What remains is a legal dispute stripped of its most explosive charge. The harassment allegation was the moral engine of Lively's public case, the claim that transformed a workplace dispute into something that demanded the full apparatus of cultural outrage. Without it, the remaining retaliation claims carry legal weight but far less narrative power.
The weaponization problem
There is a pattern worth noting. Serious legal frameworks built to protect genuine victims of harassment get stretched to cover grievances they were never designed to address. Title VII exists for employees facing hostile work environments, not for A-list actresses in contractual arrangements who take issue with an improvised moment during a love scene. Judge Liman recognized this by ruling on the independent contractor question before even reaching the merits of the conduct itself.

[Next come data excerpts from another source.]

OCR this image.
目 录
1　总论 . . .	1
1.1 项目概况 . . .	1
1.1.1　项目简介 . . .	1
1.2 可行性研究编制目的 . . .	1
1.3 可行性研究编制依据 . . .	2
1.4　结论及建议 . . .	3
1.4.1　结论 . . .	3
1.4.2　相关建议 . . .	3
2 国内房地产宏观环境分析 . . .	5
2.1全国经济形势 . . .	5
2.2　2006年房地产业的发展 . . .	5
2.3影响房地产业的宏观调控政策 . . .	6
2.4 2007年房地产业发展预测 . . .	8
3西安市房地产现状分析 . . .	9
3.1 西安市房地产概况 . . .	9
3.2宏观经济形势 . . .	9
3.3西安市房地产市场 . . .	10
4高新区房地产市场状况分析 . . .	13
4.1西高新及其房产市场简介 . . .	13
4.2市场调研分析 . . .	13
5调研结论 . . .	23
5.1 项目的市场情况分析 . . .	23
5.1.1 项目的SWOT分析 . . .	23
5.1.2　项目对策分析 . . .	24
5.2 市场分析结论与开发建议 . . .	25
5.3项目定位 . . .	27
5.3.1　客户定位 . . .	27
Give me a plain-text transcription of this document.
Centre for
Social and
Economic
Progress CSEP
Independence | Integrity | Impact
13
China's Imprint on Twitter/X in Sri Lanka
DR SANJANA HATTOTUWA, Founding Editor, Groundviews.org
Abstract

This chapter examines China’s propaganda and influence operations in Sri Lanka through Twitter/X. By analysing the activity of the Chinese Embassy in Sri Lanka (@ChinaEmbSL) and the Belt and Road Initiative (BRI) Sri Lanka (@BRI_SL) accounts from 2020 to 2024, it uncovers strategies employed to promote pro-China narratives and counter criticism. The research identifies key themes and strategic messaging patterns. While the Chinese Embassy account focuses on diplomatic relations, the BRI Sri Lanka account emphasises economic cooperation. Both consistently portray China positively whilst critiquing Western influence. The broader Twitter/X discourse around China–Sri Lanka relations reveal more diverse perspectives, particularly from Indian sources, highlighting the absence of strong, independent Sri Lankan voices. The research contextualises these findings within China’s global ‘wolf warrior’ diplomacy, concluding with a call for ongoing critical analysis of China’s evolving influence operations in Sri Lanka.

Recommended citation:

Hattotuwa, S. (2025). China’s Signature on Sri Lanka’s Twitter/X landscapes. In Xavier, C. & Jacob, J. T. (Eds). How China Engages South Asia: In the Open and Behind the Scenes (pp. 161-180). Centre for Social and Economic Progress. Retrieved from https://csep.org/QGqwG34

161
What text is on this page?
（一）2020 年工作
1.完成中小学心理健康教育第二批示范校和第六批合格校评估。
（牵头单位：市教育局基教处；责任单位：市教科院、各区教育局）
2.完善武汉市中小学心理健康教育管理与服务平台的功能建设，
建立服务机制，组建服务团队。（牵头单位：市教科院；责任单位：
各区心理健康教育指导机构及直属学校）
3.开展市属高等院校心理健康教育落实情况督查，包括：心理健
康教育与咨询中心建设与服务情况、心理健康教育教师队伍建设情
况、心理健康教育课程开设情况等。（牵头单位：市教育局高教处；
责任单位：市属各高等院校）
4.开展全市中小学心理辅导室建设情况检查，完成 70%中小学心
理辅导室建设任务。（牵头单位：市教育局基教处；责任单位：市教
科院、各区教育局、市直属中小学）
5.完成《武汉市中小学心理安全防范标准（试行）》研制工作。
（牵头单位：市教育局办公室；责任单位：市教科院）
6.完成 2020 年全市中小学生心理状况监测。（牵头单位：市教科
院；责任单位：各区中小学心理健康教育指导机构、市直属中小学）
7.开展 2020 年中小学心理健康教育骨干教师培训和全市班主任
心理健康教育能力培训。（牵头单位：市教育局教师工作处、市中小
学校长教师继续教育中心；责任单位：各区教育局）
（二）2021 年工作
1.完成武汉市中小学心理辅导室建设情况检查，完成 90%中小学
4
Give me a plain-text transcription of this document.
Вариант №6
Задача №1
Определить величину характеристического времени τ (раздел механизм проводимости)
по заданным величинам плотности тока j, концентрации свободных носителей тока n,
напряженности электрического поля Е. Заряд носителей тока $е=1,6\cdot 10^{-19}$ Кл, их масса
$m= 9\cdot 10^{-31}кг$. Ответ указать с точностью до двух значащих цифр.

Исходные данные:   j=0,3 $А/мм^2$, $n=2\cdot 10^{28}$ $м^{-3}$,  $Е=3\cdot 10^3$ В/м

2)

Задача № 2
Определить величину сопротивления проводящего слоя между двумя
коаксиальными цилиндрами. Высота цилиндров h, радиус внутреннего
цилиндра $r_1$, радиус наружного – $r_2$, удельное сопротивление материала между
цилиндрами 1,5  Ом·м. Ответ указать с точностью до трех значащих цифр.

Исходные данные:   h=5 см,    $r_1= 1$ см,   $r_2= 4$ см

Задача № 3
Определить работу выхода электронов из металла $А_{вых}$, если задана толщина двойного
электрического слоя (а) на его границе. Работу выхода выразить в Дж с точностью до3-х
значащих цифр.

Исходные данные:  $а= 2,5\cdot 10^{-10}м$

Every time a high-profile claim like this collapses under scrutiny, it does real damage to the credibility of people with legitimate complaints. The legal system worked here. It examined the facts, applied the law, and reached a conclusion that will disappoint those who had already rendered their verdict on social media. That is exactly what courts are supposed to do.
The trial next month will settle what's left. But the part of this case that captured the most public attention is now gone, dismissed not with ambiguity but with a ruling that said plainly: this was acting.